Frequently asked questions
- What is a straddle on OXM?
- A straddle on OXM is the straddle strategy applied to OXM (stock). The strategy is structurally neutral / high-volatility (long premium): A long straddle buys an ATM call and an ATM put at the same strike, profiting from a large move in either direction; max loss equals the combined debit when the underlying pins to the strike at expiration. With OXM stock trading near $35.10, the strikes shown on this page are snapped to the nearest listed OXM chain strike and the premiums come straight from the end-of-day bid/ask midpoint.
- How are OXM straddle max profit and max loss calculated?

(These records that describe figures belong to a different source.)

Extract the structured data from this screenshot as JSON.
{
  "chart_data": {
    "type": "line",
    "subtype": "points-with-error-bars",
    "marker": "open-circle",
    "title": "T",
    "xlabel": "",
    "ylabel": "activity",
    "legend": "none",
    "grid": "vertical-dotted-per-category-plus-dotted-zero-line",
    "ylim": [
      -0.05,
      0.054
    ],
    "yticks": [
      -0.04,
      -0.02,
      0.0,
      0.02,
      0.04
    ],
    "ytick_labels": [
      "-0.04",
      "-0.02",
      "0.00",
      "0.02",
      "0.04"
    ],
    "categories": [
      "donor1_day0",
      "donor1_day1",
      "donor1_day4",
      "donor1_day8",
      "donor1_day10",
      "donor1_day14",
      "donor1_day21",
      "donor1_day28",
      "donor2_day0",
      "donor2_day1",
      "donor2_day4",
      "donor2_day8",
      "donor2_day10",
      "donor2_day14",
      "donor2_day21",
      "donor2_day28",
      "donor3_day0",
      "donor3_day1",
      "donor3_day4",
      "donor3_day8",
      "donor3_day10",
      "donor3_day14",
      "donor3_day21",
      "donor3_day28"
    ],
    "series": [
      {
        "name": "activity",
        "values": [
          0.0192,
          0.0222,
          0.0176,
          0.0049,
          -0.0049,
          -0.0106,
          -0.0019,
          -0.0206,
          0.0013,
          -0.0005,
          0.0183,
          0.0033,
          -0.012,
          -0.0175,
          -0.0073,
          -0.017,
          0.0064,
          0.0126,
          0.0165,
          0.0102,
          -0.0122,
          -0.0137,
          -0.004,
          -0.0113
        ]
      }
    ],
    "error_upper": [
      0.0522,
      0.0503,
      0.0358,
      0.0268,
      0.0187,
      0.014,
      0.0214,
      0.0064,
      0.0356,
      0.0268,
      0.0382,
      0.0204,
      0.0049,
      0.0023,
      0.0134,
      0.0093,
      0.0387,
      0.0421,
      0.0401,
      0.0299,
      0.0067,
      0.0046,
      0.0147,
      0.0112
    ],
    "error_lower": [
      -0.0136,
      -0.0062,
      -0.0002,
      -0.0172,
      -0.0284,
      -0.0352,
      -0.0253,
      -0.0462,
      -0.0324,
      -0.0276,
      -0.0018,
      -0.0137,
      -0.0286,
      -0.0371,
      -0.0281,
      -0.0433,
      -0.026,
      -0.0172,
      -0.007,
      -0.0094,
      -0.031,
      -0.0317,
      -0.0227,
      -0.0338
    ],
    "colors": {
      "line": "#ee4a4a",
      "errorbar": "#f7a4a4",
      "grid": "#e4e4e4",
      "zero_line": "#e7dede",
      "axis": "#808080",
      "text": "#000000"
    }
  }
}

- Upside max profit is unbounded; downside max profit is bounded at the strike minus the combined call plus put debit (reached at zero). Max loss equals the combined debit times 100 (reached when the underlying pins to the strike). Two breakevens at strike plus debit and strike minus debit. For the OXM straddle priced from the end-of-day chain at a 30-day expiry (ATM IV 70.40%), the computed maximum profit is unbounded per contract and the computed maximum loss is unbounded per contract. Live intraday quotes will differ as the chain moves through the trading session.
- What is the breakeven for a OXM straddle?
- The breakeven for the OXM straddle priced on this page is no defined breakeven on the modeled curve at expiration, derived from end-of-day chain premiums. Breakeven is the underlying price at which the strategy's P&L crosses zero ignoring transaction costs and assignment risk. The current OXM market-implied 1-standard-deviation expected move is approximately 20.18%; if the move sits well outside the breakeven distance, the structure's risk-reward becomes correspondingly tighter.
- When should you consider a straddle on OXM?
- Straddles on OXM are pure-volatility plays that profit from large moves in either direction; traders typically buy OXM straddles ahead of earnings, FDA decisions, or other catalysts where the realized move is expected to exceed the implied move priced into the chain.
- How does current OXM implied volatility affect this straddle?
- OXM ATM IV is at 70.40% with IV rank near 36.11%, which is mid-range against its 1-year history. Strategy selection depends more on directional thesis and expected move than on a strong IV signal.